Para complicar más el asunto, hay determinados indicadores que cambian según las circunstancias. Por ejemplo, el tiempo que se tarda en responder. El tiempo que se tarda en responder una pregunta será mayor si el mentiroso no ha tenido tiempo de prepararse una historia comparado con decir la verdad, pero será menor en el caso de que la mentira esté preparada.

Conclusiones de Jaume Masip

Es importante que el lector tenga en cuenta que la mayor parte de los hallazgos descritos en el presente trabajo proviene de estudios meta-analíticos muy abarcadores, por lo que las muestras son extremadamente amplias y heterogéneas (y, por ende, representativas), y los resultados reflejan fielmente los hallazgos globales de virtualmente toda la investigación realizada. [...]. Así, se concluye lo siguiente:
(a) la capacidad del ser humano para discriminar entre verdades y mentiras es extremadamente limitada; esto es así incluso en grupos profesionales para quienes la detección del engaño es una tarea importante en su trabajo;
(b) las personas no tenemos conciencia de lo correctos o incorrectos que son nuestros juicios de credibilidad;
(c) tendemos a sobreestimar nuestra capacidad de identificar verdades y mentiras;
(d) utilizamos claves equivocadas al hacer juicios de credibilidad;
(e) las creencias populares sobre los indicadores del engaño son erróneas;
(f) las creencias de los profesionales para quienes la detección del engaño es una tarea importante son también erróneas y similares a las de las otras personas;
(g) no se ha demostrado que los indicadores conductuales que se mencionan en la mayoría de los libros "de autoayuda" permitan una adecuada discriminación entre verdades y mentiras;
(h) existen muy pocas conductas que realmente permitan diferenciar entre verdades y mentiras;
(i) al contrario de lo que se da a entender en muchos libros "de autoayuda" y de lo que sostiene la sabiduría popular, el significado y el poder de discriminación de las claves conductuales dependen de una serie de variables situacionales;
(j) también al contrario de lo que afirman determinados libros dirigidos al gran público, aprender a discriminar entre verdades y mentiras es extremadamente difícil, como muestra la limitada eficacia de distintos programas de entrenamiento;
(k) en lugar de incrementar la precisión global, los entrenamientos al uso aumentan el sesgo a decir que las declaraciones son falsas.
El análisis de Jaume Masip es más amplio y toca otros temas como creencias populares, la posibilidad de entrenarse en la detección de mentiras y la credibilidad de los libros de autoayuda.
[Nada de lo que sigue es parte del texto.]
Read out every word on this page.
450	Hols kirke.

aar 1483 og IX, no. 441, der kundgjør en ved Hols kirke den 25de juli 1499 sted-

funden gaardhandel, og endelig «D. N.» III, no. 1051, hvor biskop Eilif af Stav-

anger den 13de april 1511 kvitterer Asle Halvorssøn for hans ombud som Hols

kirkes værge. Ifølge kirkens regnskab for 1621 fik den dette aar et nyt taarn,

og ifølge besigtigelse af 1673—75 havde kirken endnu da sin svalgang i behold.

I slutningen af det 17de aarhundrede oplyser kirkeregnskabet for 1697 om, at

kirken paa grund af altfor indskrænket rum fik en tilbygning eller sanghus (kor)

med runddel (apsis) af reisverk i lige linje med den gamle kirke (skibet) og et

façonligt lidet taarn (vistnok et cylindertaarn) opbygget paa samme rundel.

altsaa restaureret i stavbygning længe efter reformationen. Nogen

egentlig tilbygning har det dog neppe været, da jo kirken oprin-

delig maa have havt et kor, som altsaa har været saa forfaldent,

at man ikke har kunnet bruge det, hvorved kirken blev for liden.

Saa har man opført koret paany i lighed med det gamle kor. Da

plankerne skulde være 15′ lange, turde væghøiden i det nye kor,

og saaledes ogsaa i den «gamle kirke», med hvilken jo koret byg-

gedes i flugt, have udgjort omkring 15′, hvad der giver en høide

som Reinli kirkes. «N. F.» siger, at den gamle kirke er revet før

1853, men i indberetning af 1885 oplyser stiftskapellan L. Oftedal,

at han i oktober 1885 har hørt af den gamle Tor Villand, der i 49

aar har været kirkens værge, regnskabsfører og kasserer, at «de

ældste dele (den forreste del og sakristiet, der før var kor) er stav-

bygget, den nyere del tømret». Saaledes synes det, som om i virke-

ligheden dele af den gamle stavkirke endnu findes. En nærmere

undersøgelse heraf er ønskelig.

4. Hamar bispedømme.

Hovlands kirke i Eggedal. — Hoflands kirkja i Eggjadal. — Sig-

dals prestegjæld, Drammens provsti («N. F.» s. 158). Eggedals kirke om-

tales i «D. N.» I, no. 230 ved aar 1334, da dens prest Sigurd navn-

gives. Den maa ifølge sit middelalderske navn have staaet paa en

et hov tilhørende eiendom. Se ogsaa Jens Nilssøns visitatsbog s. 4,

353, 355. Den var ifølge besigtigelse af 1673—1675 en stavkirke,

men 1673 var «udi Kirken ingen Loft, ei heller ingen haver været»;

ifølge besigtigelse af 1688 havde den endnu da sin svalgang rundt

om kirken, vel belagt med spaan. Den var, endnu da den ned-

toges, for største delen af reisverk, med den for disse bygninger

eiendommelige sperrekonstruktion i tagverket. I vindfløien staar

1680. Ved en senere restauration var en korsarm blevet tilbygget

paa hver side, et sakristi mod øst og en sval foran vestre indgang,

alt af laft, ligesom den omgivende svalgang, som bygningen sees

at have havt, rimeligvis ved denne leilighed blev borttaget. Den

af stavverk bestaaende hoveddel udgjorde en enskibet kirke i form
Os invito a que lo leáis entero (enlace al pie del artículo).

¿Pero seguro que el gesto X no sirve para detectar mentiras?


Ciertamente, el artículo de Jaume no entra comentar indicadores no verbales específicos, ya que se queda con los indicadores más significativos (ya sean verbales o no) y luego menciona algunos indicadores no verbales circunstanciales. El propio trabajo de Jaume advierte que las creencias populares sobre los indicadores de mentira son falsas, así que muy probablemente eso que estás pensando que crees que te sirve para detectar mentirosos no funciona. De todas formas, no está de más mostrar material específico sobre indicadores no verbales en la detección de mentiras. Téngase en cuenta que, en estos estudios, se graba a los sujetos del estudio y luego se analiza el vídeo para tomar nota de sus indicadores no verbales. De otra forma, sería imposible realizar mediciones como contar el número de parpadeos o las veces que se rascan.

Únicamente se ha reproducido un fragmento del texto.